Description: (Mixed media assemblage) Uzi Lover is a firearm designed to disturb even more than it already does given its raison d'etre as a weapon. With a monochrome paint job, the piece takes on a strikingly stark light/shade effect. The black half is painted in black-board paint (a critique, albeit a rather clunky one, of US high school shootings) - why is such a weapon being glorified with a snazzy paint job on the wall of a plush art gallery, when we all know what it's capable of? It looks pretty, and we can't take our eyes off it. It is, therefore, even more dangerous?

Artist name

Ayşegül Altunok Zilkovski

@aysegul.altunok

I Will Light Up the Lights for You to Find Me...

Description: This video depicts an old woman in a desolate and abandoned scene, touching an arrangement of lights. She might be setting it up or simply observing it… Yet, she is trapped in an endless cycle of waiting and motion. We do not know why she is there, what she is doing, or whom she is waiting for. All we witness is a state of uncertainty, an endless waiting caught in a loop. This work was created using 3D modeling software and AI tools. I construct my own sculptural language in digital mediums, integrating the light, composition, lyrical titles, and spatial relationships that I employ in my sculptural installations. At the same time, I transform these elements into moving images, opening them up to be rewatched in a relationship between humans and something beyond this world. I emphasize the power of light, the contrast of the scene, and the unknown nature of nourished time through the effect of black and white.

Artist: Emma Mitchison

@emmamitchson_

https://portfolio.adobe.com/1d85c8bf-e221-4604-9728-152e7d852a39/editor/

Velvet Pyre, Description: Blown Glass, Soot, 13x 15cm. This sculpture, veiled in soot by the light of a candle, plays with the inherent transparency of glass.
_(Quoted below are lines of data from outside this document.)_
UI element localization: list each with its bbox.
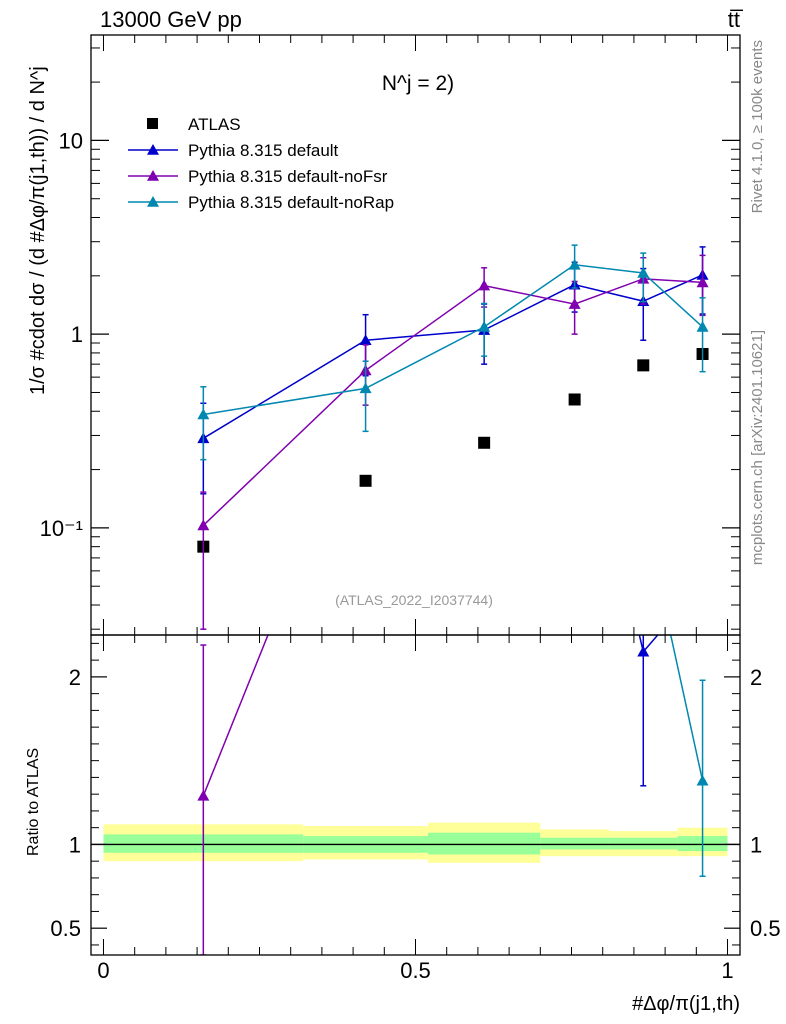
- ratio-y-tick-label: 1: [69, 832, 81, 857]
- legend-marker-triangle: [147, 196, 159, 207]
- legend-marker-triangle: [147, 170, 159, 181]
- legend-label: Pythia 8.315 default: [188, 141, 339, 160]
- energy-label: 13000 GeV pp: [100, 7, 242, 32]
- series-line: [202, 274, 703, 439]
- main-y-tick-label: 10⁻¹: [40, 516, 83, 541]
- rivet-label: Rivet 4.1.0, ≥ 100k events: [749, 40, 766, 213]
- ratio-y-tick-label: 0.5: [50, 916, 81, 941]
- ratio-series-pythia-8-315-default-nofsr: [197, 635, 269, 955]
- data-point-marker: [359, 382, 372, 394]
- series-pythia-8-315-default-nofsr: [197, 254, 709, 630]
- uncertainty-band-green: [608, 837, 678, 850]
- series-line: [203, 264, 704, 416]
- ratio-series-pythia-8-315-default-norap: [669, 635, 709, 878]
- main-y-tick-label: 10: [59, 128, 83, 153]
- x-tick-label: 0.5: [400, 958, 431, 983]
- legend-label: Pythia 8.315 default-noRap: [188, 193, 394, 212]
- ratio-y-tick-label-right: 0.5: [750, 916, 781, 941]
- legend-marker-triangle: [147, 144, 159, 155]
- atlas-data-point: [359, 474, 372, 487]
- data-point-marker: [696, 320, 709, 332]
- ratio-series-line: [638, 635, 659, 654]
- data-point-marker: [197, 408, 210, 420]
- x-tick-label: 1: [721, 958, 733, 983]
- series-atlas: [197, 347, 709, 553]
- legend-marker-square: [147, 118, 158, 129]
- ratio-frame: [90, 634, 741, 956]
- atlas-data-point: [637, 359, 650, 372]
- ratio-panel: 0.5 0.5 1 1 2 2 0 0.5 1 Ratio to ATLAS #Δφ/π(j1,…: [25, 634, 781, 1015]
- main-panel: 10⁻¹ 1 10 N^j = 2) (ATLAS_2022_I2037744) 1…: [27, 34, 741, 636]
- ratio-series-line: [669, 635, 704, 781]
- data-point-marker: [478, 279, 491, 291]
- uncertainty-band-green: [540, 837, 609, 850]
- x-axis-label: #Δφ/π(j1,th): [632, 993, 740, 1015]
- data-point-marker: [478, 320, 491, 332]
- main-y-tick-label: 1: [71, 322, 83, 347]
- ratio-series-pythia-8-315-default: [637, 635, 659, 787]
- analysis-label: (ATLAS_2022_I2037744): [335, 592, 493, 608]
- ratio-y-tick-label-right: 2: [750, 665, 762, 690]
- source-label: mcplots.cern.ch [arXiv:2401.10621]: [749, 330, 766, 565]
- x-tick-label: 0: [97, 958, 109, 983]
- series-line: [202, 278, 703, 526]
- data-point-marker: [696, 276, 709, 288]
- ratio-series-line: [202, 635, 269, 797]
- ratio-y-axis-label: Ratio to ATLAS: [25, 748, 42, 856]
- data-point-marker: [197, 519, 210, 531]
- ratio-point-marker: [197, 789, 210, 801]
- atlas-data-point: [568, 393, 581, 406]
- data-point-marker: [568, 298, 581, 309]
- process-label: tt̅: [728, 7, 744, 32]
- legend-label: ATLAS: [188, 115, 241, 134]
- legend-label: Pythia 8.315 default-noFsr: [188, 167, 388, 186]
- legend: ATLAS Pythia 8.315 default Pythia 8.315 de…: [128, 115, 394, 212]
- uncertainty-band-green: [427, 832, 541, 855]
- ratio-point-marker: [637, 645, 650, 657]
- series-pythia-8-315-default-norap: [197, 244, 709, 461]
- data-point-marker: [359, 334, 372, 346]
- ratio-y-tick-label-right: 1: [750, 832, 762, 857]
- main-y-axis-label: 1/σ #cdot dσ / (d #Δφ/π(j1,th)) / d N^j: [27, 66, 49, 395]
- main-title: N^j = 2): [382, 72, 454, 95]
- ratio-point-marker: [696, 774, 709, 786]
- data-point-marker: [568, 258, 581, 270]
- atlas-data-point: [478, 436, 491, 449]
- series-pythia-8-315-default: [197, 246, 709, 495]
- ratio-y-tick-label: 2: [69, 665, 81, 690]
- data-point-marker: [637, 266, 650, 278]
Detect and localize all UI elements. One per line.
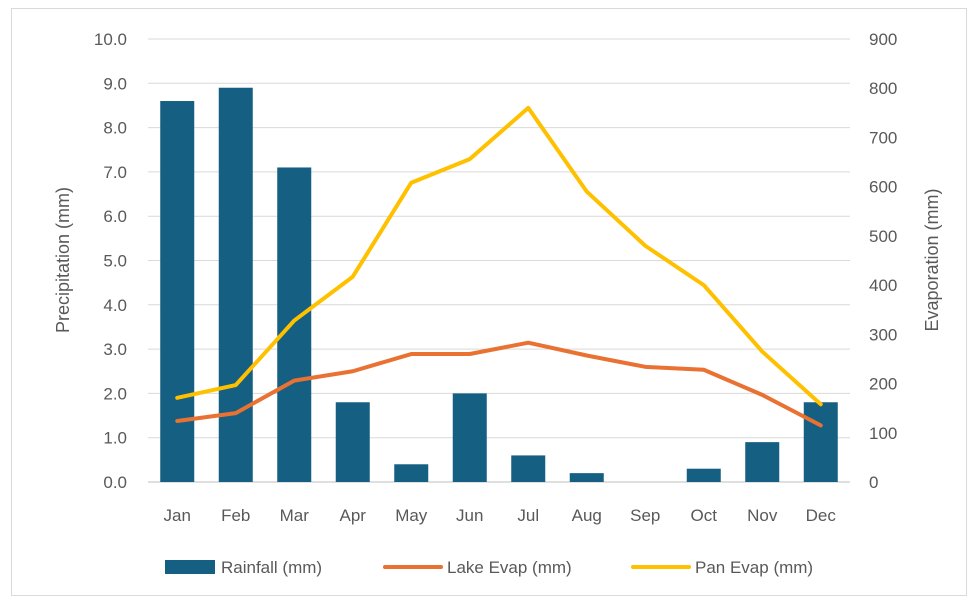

The process of coating the surface in carbon soot absorbs light, leaving behind a dense black patina that resists visibility. The carbon shroud encasing the glass acts as an unreliable shield, being wiped away with even the lightest touch. Inspired by early 19th-century sound recording devices that etched sound waves onto smoked glass.

Artist: Gary Dempsey

@think_ink.eu

https://www.think-ink.eu/

Tine Chnámh na Sionainne (Shannon Bon Fire). Description. This artwork captures the eerie essence of Samhain, the ancient Irish festival where the veil between worlds is at its thinnest. A towering bonfire blazes at the heart of the composition, its white-hot flames slicing through the deep blackness of the surrounding night. The stark contrast of black and white reflects the two realms—light and dark, life and death—pressing against each other in this liminal moment. Around the fire, a gathering of masked figures stands at the threshold of the seen and unseen. Their carved expressions—grinning, hollow-eyed, ghostly—distort in the shifting glow, blurring the line between human and spirit. The fire’s light flickers across them, challenging perception of who belongs to this world and who has crossed through the veil. Beyond the fire’s reach, others linger in deep shadows, where darkness swallows form and identity. Shapes emerge, giving the impression of figures half-there, as if unseen presences hover just beyond perception.